Illustrated Companion to the Latin Dictionary/Struppus

This article incorporates text from a publication now in the public domain: Rich, Anthony (1849). The illustrated companion to the Latin dictionary, and Greek lexicon. p. vi. OCLC 894670115. https://archive.org/details/illustratedcompa00rich. 

STRUPPUS (τροπός, τροπωτήρ). A twisted thong of leather, or cord, by which the oar is fastened to its thowl (scalmus). (Vitruv. x. 3. 6. Liv. ap. Isidor. Orig. xix. 4. 9.) The contrivance is explained by the annexed wood-cut (Struppus/1.1), which exhibits the manner of fastening the oars in the Mediterranean galleys of the 16h century.
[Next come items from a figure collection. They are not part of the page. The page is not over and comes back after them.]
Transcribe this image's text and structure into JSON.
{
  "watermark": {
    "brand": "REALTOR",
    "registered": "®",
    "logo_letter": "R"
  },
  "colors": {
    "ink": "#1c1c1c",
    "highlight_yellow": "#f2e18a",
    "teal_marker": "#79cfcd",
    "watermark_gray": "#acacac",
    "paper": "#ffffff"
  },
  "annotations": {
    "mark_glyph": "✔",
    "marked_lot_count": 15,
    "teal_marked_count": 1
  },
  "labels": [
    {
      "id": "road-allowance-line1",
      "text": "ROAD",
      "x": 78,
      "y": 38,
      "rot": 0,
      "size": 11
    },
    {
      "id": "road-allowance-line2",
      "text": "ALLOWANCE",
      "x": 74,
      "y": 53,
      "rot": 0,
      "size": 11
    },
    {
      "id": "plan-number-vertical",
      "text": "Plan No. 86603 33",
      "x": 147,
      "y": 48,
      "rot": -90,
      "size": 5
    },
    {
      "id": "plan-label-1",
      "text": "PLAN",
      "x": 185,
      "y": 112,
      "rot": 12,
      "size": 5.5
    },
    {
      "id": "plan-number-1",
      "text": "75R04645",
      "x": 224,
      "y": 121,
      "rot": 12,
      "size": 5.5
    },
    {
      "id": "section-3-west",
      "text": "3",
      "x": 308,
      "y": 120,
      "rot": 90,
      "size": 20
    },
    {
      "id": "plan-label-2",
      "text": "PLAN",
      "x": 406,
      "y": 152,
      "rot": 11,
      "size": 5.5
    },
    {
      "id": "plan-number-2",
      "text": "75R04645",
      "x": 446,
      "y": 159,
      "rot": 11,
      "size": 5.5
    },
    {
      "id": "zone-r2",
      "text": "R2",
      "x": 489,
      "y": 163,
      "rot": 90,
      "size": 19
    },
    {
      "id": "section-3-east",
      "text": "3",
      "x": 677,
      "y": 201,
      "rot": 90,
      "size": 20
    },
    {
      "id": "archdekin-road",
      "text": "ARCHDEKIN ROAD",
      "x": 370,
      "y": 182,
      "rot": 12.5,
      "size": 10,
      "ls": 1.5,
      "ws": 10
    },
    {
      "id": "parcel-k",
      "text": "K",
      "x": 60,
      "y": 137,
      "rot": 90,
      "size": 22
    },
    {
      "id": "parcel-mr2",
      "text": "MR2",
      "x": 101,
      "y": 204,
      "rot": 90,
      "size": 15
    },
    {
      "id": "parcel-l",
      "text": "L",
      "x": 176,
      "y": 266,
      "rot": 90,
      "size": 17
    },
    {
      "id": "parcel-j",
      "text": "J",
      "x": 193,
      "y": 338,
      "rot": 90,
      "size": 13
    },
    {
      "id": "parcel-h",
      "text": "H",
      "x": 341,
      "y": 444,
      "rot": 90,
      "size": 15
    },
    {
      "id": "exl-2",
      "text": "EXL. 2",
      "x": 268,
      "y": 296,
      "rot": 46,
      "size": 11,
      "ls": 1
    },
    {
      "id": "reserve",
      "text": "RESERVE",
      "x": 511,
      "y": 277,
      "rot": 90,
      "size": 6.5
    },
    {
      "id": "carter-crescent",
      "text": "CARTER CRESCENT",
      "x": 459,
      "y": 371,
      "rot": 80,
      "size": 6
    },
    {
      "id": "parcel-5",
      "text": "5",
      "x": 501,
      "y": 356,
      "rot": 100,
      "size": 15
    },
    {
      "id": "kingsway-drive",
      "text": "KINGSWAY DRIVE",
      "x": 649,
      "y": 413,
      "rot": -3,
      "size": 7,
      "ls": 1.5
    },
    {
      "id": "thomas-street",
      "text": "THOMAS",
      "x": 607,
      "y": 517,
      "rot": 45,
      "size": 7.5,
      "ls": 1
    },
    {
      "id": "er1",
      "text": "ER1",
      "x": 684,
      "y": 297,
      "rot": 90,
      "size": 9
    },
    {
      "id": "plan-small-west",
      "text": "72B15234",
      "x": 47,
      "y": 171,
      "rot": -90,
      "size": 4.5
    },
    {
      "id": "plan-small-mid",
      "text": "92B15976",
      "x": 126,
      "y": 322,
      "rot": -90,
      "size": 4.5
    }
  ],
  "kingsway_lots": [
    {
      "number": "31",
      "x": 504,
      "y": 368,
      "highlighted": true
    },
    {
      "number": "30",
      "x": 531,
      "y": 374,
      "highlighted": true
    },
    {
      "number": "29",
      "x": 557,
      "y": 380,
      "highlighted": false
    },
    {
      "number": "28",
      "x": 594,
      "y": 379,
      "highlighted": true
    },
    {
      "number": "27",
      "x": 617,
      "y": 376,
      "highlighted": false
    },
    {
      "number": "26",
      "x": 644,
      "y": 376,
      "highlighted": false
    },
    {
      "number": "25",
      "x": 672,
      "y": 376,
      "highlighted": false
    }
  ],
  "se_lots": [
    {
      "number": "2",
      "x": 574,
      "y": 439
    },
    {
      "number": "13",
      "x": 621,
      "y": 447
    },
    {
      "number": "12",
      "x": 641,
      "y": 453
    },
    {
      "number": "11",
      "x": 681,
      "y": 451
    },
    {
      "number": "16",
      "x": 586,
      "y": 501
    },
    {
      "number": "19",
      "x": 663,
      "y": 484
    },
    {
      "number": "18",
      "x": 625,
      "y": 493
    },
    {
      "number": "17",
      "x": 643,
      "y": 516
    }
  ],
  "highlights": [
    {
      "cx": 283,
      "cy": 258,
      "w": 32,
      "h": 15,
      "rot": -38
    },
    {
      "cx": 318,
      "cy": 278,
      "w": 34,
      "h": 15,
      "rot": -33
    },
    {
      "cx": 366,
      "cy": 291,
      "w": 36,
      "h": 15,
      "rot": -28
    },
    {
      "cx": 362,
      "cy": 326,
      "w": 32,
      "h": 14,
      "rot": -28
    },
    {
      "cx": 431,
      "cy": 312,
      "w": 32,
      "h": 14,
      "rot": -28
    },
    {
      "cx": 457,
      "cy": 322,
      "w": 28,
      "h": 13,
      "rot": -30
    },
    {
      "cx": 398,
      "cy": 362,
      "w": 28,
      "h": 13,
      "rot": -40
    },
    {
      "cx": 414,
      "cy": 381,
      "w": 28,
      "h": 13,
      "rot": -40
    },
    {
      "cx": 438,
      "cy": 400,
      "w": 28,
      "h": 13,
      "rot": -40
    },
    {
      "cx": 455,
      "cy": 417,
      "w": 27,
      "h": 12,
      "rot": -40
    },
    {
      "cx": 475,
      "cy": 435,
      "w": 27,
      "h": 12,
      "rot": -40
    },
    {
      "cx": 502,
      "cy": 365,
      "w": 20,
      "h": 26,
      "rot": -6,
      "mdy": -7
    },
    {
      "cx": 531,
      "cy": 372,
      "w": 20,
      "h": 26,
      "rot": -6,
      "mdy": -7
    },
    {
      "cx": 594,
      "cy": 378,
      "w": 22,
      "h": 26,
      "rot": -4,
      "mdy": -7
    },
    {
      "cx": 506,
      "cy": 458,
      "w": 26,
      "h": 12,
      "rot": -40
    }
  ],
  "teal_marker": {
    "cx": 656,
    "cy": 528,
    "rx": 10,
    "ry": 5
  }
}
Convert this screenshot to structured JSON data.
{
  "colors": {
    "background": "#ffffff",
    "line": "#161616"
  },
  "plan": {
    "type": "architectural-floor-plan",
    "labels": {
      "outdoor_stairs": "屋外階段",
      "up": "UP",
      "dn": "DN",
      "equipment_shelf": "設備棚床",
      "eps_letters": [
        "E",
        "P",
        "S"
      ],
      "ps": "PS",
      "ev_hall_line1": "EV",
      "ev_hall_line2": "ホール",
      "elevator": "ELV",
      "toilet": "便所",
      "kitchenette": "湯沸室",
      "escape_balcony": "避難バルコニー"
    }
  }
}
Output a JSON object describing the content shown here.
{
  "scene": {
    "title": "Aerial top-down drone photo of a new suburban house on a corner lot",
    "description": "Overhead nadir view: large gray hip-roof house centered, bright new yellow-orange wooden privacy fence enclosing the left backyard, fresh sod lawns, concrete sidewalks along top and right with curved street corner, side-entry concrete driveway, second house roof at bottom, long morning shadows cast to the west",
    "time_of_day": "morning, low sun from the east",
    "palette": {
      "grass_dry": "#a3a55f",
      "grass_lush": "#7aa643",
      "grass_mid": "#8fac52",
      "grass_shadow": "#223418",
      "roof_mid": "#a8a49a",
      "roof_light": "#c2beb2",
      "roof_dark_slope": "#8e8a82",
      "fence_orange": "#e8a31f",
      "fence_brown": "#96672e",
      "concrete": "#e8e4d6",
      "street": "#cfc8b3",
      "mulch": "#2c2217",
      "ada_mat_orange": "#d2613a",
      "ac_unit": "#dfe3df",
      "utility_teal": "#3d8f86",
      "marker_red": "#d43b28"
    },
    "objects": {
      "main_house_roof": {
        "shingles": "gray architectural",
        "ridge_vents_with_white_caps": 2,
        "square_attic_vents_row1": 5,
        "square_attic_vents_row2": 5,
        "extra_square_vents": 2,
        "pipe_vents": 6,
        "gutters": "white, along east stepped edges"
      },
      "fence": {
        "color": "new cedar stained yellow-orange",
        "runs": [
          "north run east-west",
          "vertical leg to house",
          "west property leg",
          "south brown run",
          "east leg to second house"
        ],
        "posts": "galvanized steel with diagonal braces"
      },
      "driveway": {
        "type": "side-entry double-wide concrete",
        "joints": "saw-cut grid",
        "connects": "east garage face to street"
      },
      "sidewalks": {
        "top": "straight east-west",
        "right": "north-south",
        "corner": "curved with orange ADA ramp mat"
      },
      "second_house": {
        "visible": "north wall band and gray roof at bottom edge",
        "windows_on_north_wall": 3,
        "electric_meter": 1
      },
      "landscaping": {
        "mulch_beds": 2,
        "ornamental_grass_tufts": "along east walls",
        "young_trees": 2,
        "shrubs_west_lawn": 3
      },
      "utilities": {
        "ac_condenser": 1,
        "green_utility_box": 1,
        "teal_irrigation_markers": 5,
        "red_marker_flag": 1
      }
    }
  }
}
2. The thong of a palanquin (lectica), (Gracchus, ap. Gell. x. 3. 2.); by which the conveyance was attached to its carrying-pole (asser), as an oar is to its thowl. it was fastened down (deligatus) to the shafts (amites), like the back-band of a cart, and the carrying-pole passed through it; which raised and supported the carriage by resting on the shoulders of the bearers, in the manner represented by the annexed engraving (Struppus/2.1), which exhibits the mode of transporting a palanquin in China. Although the illustration is not from a genuine Greek or Roman model, little doubt will be felt that the contrivance employed by those nations was the same, if reference be made to the wood-cut s. PHALANGARII, which exhibits the same object applied in a very similar manner to the transport of a butt of wine.